I only know of linear programming (LP) optimization by itself, and quadratic programming (QP) optimization by itself, but I have never seen them mixed within the same objective function. For example, a model that concurrently solves an outer maximization problem as well as an inner minimization one.
Say I have a "bigger picture" model that must be solved with linear programming as an outer maximization, which at the same time requires an inner minimization model to derive an optimal decision variable using quadratic programming.
Am I allowed to mix LP with QP like this in the same objective function? Could you give examples of actual models from any field that mix LP with QP? I want to know what the objective function looks like and how the notation is done
(To avoid only receiving min-max or minimax as an answer, the example I mentioned could even be outer and inner maximization.)
You seen to be referring to what is called Bilevel Optimization https://en.wikipedia.org/wiki/Bilevel_optimization .

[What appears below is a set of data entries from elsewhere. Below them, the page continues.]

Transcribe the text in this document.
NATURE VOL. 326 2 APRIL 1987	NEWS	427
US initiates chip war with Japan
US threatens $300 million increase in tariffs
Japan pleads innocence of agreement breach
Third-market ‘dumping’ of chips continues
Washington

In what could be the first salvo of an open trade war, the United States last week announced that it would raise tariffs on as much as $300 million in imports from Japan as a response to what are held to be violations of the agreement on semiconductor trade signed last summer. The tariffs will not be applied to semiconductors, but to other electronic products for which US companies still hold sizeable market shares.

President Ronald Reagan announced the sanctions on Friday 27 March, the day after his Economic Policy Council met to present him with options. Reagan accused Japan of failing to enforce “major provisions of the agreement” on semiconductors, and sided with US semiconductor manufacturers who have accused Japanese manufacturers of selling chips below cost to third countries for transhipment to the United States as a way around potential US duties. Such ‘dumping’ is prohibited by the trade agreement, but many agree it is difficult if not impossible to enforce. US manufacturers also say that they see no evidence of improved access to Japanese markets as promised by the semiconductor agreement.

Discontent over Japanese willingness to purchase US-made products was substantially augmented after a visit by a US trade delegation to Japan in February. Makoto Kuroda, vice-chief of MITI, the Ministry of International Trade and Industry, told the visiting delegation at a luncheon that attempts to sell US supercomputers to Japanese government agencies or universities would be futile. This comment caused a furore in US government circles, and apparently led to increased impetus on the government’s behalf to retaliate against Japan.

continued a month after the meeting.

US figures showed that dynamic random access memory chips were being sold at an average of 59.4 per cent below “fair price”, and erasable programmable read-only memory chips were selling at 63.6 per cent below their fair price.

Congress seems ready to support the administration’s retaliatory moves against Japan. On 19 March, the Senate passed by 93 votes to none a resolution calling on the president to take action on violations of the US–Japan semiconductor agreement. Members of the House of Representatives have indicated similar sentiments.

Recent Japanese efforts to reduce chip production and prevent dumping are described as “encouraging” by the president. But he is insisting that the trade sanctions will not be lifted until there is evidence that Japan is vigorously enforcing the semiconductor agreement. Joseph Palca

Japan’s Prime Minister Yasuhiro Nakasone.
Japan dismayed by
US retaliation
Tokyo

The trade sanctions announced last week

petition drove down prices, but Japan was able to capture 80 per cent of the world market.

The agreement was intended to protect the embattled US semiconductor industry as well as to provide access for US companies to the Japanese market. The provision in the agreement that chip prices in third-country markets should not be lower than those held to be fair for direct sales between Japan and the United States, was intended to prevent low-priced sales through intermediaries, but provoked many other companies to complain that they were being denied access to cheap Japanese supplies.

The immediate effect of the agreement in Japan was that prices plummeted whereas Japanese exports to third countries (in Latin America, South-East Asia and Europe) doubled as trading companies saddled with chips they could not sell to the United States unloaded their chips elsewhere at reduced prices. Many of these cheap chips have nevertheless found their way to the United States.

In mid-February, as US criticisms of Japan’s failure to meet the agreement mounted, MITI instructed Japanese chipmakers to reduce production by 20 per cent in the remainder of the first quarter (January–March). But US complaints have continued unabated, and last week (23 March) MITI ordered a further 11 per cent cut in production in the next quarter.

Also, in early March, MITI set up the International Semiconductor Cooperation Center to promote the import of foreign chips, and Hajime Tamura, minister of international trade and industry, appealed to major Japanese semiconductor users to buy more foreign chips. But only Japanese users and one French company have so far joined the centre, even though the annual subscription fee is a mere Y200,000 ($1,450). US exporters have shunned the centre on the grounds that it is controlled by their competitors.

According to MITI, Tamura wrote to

If your inner problem is a QP, you would include the KKT conditions for the QP as additional constraints to the outer problem. This overall problem would no longer be an LP due to the complementarity constraints in the KKT conditions, and is called a Mathematical Program with Equilibrium Constraints (MPEC) https://neos-guide.org/content/mathematical-programs-equilibrium-constraints or Mathematical Program with Complementarity Constraints (MPCC).